Auteur: Père hiéromoine Aidan (Keller)
Les éditions St. Hilarion Press, 2002
traduction: hesychia.eu
L’âge des martyrs
La période juste après le départ pour la demeure du Père des douze apôtres est souvent appelée l’âge des martyrs. Alors que les nouvelles de la Foi se propageaient comme une traînée de poudre, la réaction immédiate de Satan fut d’inspirer un anéantissement sanglant et total du christianisme. Il est étonnant de voir comment, malgré tous les obstacles, les chrétiens ont persisté à se réunir le jour du Seigneur. Souvent, ils se rencontraient dans une maison différente chaque semaine, car leur découverte signifiait une mort certaine.
Beaucoup de chrétiens, comme ils refusaient de nier le Christ et d’adorer les dieux païens, même par un petit mot ou un petit signe, ont été tués sommairement ou par de terribles tortures. Mais le Seigneur a utilisé leurs morts joyeuses et leurs souffrances divinement courageuses, ainsi que d’autres miracles prodigieux, pour tourner vers Lui le cœur de nombreuses personnes. Loin de détruire l’Église, la persécution l’a seulement poussé à se raffiner et à se renforcer. Les survivants inscrivaient les noms des martyrs dans des calendriers afin de garder un mémorial annuel de leurs victoires, formant la base de notre calendrier ecclésial moderne avec ses jours de célébration.
Christianisme contrefait
L’épreuve de feu de l’Église était à la fois spirituelle et extérieure. Les hérésies ont germé comme de mauvaises herbes et aucun consensus d’une foi unanime n’a pu être trouvé contre elles. Le mot hérésie vient du grec hairoumai, choisir. Les hérétiques étaient ceux qui choisissaient leurs propres croyances au lieu d’accepter la foi de l’Église telle qu’elle se présentait. Les gnostiques ont essayé de mélanger le christianisme avec un idéal de sagesse secret, pensant que le salut venait par une connaissance secrète et non par la grâce du Christ. Les judaïsants n’ont pas accepté la décision des apôtres que les chrétiens ne respectent pas la loi mosaïque et ont semé la méfiance et la discorde là où les pasteurs étaient trop faibles pour les en empêcher. Les fidèles de Marcion croyaient que le Dieu de l’Ancien Testament n’était pas le même que le Père de Jésus-Christ. Les Manichéens croyaient que la matière physique était mauvaise et que seul l’esprit pur était bon. Les montanistes ont rejeté la hiérarchie de l’Église pour se concentrer sur des phénomènes spirituels spectaculaires et ont prêché un nouvel âge du Saint-Esprit. Les Sabelliens soutenaient que le Père, le Fils et le Saint-Esprit n’étaient que trois «masques» que Dieu portait à des moments différents, alors qu’il faisait des choses différentes. Ils ont nié la réalité de la Sainte Trinité. Depuis cette époque, très peu d’hérésies ont été originales ; la plupart ont été de simples reconstitutions de ces folies obsolètes.
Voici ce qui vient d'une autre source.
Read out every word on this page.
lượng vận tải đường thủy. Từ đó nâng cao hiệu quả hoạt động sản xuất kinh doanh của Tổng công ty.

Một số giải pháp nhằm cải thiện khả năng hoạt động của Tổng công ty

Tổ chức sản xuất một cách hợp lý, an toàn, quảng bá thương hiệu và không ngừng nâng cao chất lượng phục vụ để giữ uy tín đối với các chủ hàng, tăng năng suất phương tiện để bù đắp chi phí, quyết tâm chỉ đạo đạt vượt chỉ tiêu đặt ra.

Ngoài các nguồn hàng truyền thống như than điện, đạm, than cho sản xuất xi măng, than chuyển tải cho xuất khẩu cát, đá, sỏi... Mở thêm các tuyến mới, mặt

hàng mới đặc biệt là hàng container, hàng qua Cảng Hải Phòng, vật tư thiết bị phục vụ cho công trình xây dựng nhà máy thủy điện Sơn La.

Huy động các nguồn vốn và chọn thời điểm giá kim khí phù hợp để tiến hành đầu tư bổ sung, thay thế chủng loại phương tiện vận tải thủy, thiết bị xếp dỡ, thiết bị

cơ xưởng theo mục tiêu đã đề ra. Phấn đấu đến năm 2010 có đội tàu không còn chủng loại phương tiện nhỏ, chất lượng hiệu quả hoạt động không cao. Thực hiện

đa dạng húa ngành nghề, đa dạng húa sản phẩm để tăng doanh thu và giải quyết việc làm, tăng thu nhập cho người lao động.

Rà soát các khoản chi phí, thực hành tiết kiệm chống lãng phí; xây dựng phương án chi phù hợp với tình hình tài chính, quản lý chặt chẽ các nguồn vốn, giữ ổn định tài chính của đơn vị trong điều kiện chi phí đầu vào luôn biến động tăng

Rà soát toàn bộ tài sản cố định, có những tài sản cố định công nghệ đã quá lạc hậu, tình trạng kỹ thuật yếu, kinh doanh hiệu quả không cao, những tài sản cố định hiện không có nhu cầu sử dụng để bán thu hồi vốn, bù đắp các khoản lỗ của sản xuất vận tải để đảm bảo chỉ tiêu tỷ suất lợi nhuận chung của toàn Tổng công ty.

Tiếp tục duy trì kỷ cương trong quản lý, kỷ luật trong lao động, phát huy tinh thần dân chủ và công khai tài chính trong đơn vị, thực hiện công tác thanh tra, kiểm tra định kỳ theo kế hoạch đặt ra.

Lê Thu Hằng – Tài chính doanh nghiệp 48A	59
Au milieu de la confusion et de l’amertume suscitées par les mouvements hérétiques, l’Église du Christ ressemblait à un navire jeté à la mer ; pourtant, Christ était son Pilote et les défis de la persécution et de l’hérésie ont tous deux été surmontés. Les persécutions ont pris fin lorsque l’empereur Constantin, un grand ami du christianisme, a vaincu ses ennemis païens, pris le contrôle de l’Empire romain et rendu le Christianisme légal (en l’an 312; il devint la religion d’État seulement en 392).
Le premier Concile : Nicée (325 apr. J.-C.)
Ce renversement des choses a été suivi d’une victoire spirituelle sur l’hérésie. L’empereur Constantin a appelé un concile de tous les évêques chrétiens afin de décider officiellement le contenu de la foi chrétienne, puisqu’un prêtre nommé Arius enseignait que le Christ n’était pas Dieu, mais simplement un homme unique, et qu’il gagnait de nombreux adeptes. Le Concile s’est réuni à Nicée et a réfuté sa doctrine en rédigeant un résumé de la Foi véritable que nous connaissons présentement comme la première partie du credo chanté pendant la liturgie. Dans le même temps, les pères de Nicée ont convenu de la manière dont le jour de Pâques serait déterminé ; ont demandé à tous les chrétiens de se tenir debout et non de s’agenouiller lors de la Liturgie du dimanche ; et ont réglé les affaires du clergé. Ces décisions sont respectées encore aujourd’hui par les chrétiens orthodoxes d’Orient et d’Occident.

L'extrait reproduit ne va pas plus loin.